The 2016 partnership combined Nestlé’s and R&R’s ice-cream operations in Europe, the Middle East, Argentina, Australia, Brazil, the Philippines and South Africa. While the US and Israel were not included in 2016, three years later the latter was also pulled under the Froneri umbrella.
Nestlé then sold its US ice-cream operations the same year to Froneri.
Froneri is a branded ice-cream manufacturer but also produces private label. The business generated a 4.5% increase in sales last year to €5.53bn.
It booked a profit before tax of €432.8m, compared to a corresponding loss of €56.6m. Net profit turned around to deliver a positive €344.6m versus a €47.3m loss.
Hamad Shahwan Aldhaheri, an executive director of the private-equity department at ADIA, described Froneri as “a leading global consumer business with strong prospects for the future”.
He added: “This transaction offers a compelling opportunity to support the company for its next phase of growth alongside experienced and proven partners.”
Froneri houses brands such as Cadbury, Connoisseur, Drumstick, Extrême, Häagen-Dazs (US), Maxibon, Milka, Mövenpick, Nuii, Oreo and Outshine, according to its latest annual report, some under license with the parent companies.
In a trading update for the new financial year issued in September, Froneri said it completed an acquisition in December for Crufi, a family-run ice-cream business in Uruguay under its own brand name.
Earlier this year, Froneri signed a deal with Lotus Bakeries and Mondelez International to produce Lotus Biscoff ice creams in select European markets.
Performance figures for the first half to 30 June were not provided last month but Froneri said it had “delivered growth”, despite “unavoidable” prices increase in the opening quarter and final three months of 2024 linked to cacao fruit prices.

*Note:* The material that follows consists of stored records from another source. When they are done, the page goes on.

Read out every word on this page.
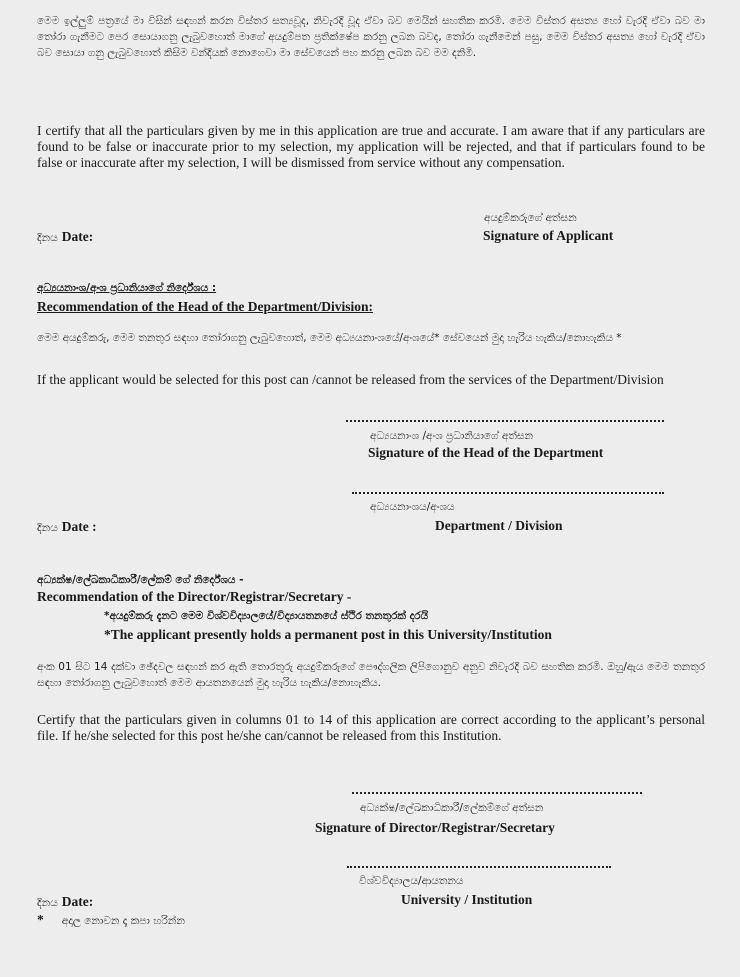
මෙම ඉල්ලුම් පත්‍රයේ මා විසින් සඳහන් කරන විස්තර සත්‍යවූද, නිවැරදි වූද ඒවා බව මෙයින් සහතික කරමි. මෙම විස්තර අසත්‍ය හෝ වැරදි ඒවා බව මා තෝරා ගැනීමට පෙර සොයාගනු ලැබුවහොත් මාගේ අයදුම්පත ප්‍රතික්ෂේප කරනු ලබන බවද, තෝරා ගැනීමෙන් පසු, මෙම විස්තර අසත්‍ය හෝ වැරදි ඒවා බව සොයා ගනු ලැබුවහොත් කිසිම වන්දියක් නොගෙවා මා සේවයෙන් පහ කරනු ලබන බව මම දනිමි.
I certify that all the particulars given by me in this application are true and accurate. I am aware that if any particulars are found to be false or inaccurate prior to my selection, my application will be rejected, and that if particulars found to be false or inaccurate after my selection, I will be dismissed from service without any compensation.
අයදුම්කරුගේ අත්සන
Signature of Applicant
දිනය Date:
අධ්‍යයනාංශ/අංශ ප්‍රධානියාගේ නිර්දේශය :
Recommendation of the Head of the Department/Division:
මෙම අයදුම්කරු, මෙම තනතුර සඳහා තෝරාගනු ලැබුවහොත්, මෙම අධ්‍යයනාංශයේ/අංශයේ* සේවයෙන් මුදා හැරිය හැකිය/නොහැකිය *
If the applicant would be selected for this post can /cannot be released from the services of the Department/Division
අධ්‍යයනාංශ /අංශ ප්‍රධානියාගේ අත්සන
Signature of the Head of the Department
අධ්‍යයනාංශය/අංශය
Department / Division
දිනය Date :
අධ්‍යක්ෂ/ලේඛකාධිකාරී/ලේකම් ගේ නිර්දේශය -
Recommendation of the Director/Registrar/Secretary -
*අයදුම්කරු දැනට මෙම විශ්වවිද්‍යාලයේ/විද්‍යායතනයේ ස්ථිර තනතුරක් දරයි
*The applicant presently holds a permanent post in this University/Institution
අංක 01 සිට 14 දක්වා ඡේදවල සඳහන් කර ඇති තොරතුරු අයදුම්කරුගේ පෞද්ගලික ලිපිගොනුව අනුව නිවැරදි බව සහතික කරමි. ඔහු/ඇය මෙම තනතුර සඳහා තෝරාගනු ලැබුවහොත් මෙම ආයතනයෙන් මුදා හැරිය හැකිය/නොහැකිය.
Certify that the particulars given in columns 01 to 14 of this application are correct according to the applicant’s personal file. If he/she selected for this post he/she can/cannot be released from this Institution.
අධ්‍යක්ෂ/ලේඛකාධිකාරී/ලේකම්ගේ අත්සන
Signature of Director/Registrar/Secretary
විශ්වවිද්‍යාලය/ආයතනය
University / Institution
දිනය Date:
* අදාල නොවන දෑ කපා හරින්න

It said the business recorded “volume growth outside of the US”, where it saw some “elasticity in demand”, which recovered in the second quarter.
Froneri CEO Phil Griffin said: “The renewed commitment of our partners, combined with the addition of new investors and capital, reflects confidence in our business and reinforces the strong partnership that underpins our growth.”
Gabriel Mollerberg, a managing director at Goldman Sachs Alternatives, added: “We are excited to continue the journey with Froneri and partnership with PAI. Froneri’s market positioning, attractive financial characteristics, exceptional operational execution and strong alignment with all key shareholders made it a strong continuation vehicle candidate.”